Angebotslücke ist gewaltig
Rohstoffverbrauch in Schwellenländern beflügelt Preise

Der Boom an den internationalen Warenmärkten hält an. Nahezu täglich markieren die Preise von Rohstoffen wie Kupfer oder Platin neue oder mehrjährige Höchststände. Experten sprechen längst nicht mehr nur von einer „Renaissance der Rohstoffe“, inzwischen ist von einem Megatrend oder sogar von einem „Rohstoff-Superzyklus“ die Rede.

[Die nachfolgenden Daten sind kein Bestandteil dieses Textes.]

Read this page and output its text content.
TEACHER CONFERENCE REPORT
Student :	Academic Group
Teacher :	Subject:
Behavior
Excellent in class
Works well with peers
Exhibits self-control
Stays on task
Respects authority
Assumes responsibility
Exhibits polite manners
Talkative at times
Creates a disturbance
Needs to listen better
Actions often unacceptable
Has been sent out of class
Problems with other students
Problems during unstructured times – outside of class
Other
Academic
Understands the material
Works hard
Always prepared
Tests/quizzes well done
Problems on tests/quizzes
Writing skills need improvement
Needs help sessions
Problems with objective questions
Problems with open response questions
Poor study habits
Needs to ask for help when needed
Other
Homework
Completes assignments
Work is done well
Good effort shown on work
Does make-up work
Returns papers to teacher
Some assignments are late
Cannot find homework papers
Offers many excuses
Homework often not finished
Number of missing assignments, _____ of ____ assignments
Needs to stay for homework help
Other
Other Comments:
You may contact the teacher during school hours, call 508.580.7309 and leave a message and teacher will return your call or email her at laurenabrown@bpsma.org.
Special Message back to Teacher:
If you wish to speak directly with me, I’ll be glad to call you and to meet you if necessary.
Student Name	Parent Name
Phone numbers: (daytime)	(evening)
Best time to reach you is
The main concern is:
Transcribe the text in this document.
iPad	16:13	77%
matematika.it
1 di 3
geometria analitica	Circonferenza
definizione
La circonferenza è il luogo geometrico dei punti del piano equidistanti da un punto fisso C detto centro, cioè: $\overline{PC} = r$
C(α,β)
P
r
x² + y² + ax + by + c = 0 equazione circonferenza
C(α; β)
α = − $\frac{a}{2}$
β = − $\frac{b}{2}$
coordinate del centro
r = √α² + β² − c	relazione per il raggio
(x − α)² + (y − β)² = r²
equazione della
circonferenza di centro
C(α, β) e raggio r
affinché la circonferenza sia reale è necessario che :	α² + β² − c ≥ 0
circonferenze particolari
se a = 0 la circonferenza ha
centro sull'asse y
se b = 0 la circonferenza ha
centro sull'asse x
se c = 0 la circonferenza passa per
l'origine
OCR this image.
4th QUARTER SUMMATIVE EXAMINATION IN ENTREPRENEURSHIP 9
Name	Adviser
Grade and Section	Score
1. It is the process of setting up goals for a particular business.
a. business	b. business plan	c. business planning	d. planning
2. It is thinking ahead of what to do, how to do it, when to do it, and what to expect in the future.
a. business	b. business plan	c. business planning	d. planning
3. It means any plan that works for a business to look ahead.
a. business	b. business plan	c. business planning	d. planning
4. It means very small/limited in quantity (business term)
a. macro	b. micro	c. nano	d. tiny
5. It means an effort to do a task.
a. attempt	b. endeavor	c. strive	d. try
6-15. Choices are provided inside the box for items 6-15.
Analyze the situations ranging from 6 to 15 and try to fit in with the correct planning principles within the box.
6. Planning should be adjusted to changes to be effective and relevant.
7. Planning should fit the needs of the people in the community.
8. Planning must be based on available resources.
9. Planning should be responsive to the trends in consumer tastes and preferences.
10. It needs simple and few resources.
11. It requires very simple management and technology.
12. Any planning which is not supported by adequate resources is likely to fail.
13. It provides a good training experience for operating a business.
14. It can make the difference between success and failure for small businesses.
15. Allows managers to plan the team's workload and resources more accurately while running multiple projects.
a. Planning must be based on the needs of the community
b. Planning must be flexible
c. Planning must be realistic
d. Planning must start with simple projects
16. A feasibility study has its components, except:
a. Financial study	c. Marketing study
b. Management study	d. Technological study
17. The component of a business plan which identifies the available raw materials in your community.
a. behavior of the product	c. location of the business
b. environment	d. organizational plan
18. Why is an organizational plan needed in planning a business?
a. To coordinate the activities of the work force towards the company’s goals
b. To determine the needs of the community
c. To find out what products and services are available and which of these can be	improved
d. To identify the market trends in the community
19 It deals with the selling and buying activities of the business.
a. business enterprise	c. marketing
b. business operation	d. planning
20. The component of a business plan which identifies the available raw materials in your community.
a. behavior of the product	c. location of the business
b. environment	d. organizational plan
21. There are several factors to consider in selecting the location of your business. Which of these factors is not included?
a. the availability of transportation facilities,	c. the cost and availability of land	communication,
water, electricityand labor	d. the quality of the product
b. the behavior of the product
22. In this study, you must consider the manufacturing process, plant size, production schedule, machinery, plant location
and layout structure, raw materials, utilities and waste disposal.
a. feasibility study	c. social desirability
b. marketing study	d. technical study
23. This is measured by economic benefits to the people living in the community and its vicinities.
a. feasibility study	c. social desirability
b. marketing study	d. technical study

DÜSSELDORF/GENF. „Es ist eine Frage der Interpretation“, sagt Graham Birch, Leiter des Rohstoffbereichs bei Merrill Lynch Investment Managers in London. Wenn man unter Superzyklus eine Periode überdurchschnittlich hoher Rohstoffpreise verstehe, „deuten alle Zeichen darauf hin, dass dieses Szenario noch für einige Jahre anhalten wird“, prognostiziert Birch.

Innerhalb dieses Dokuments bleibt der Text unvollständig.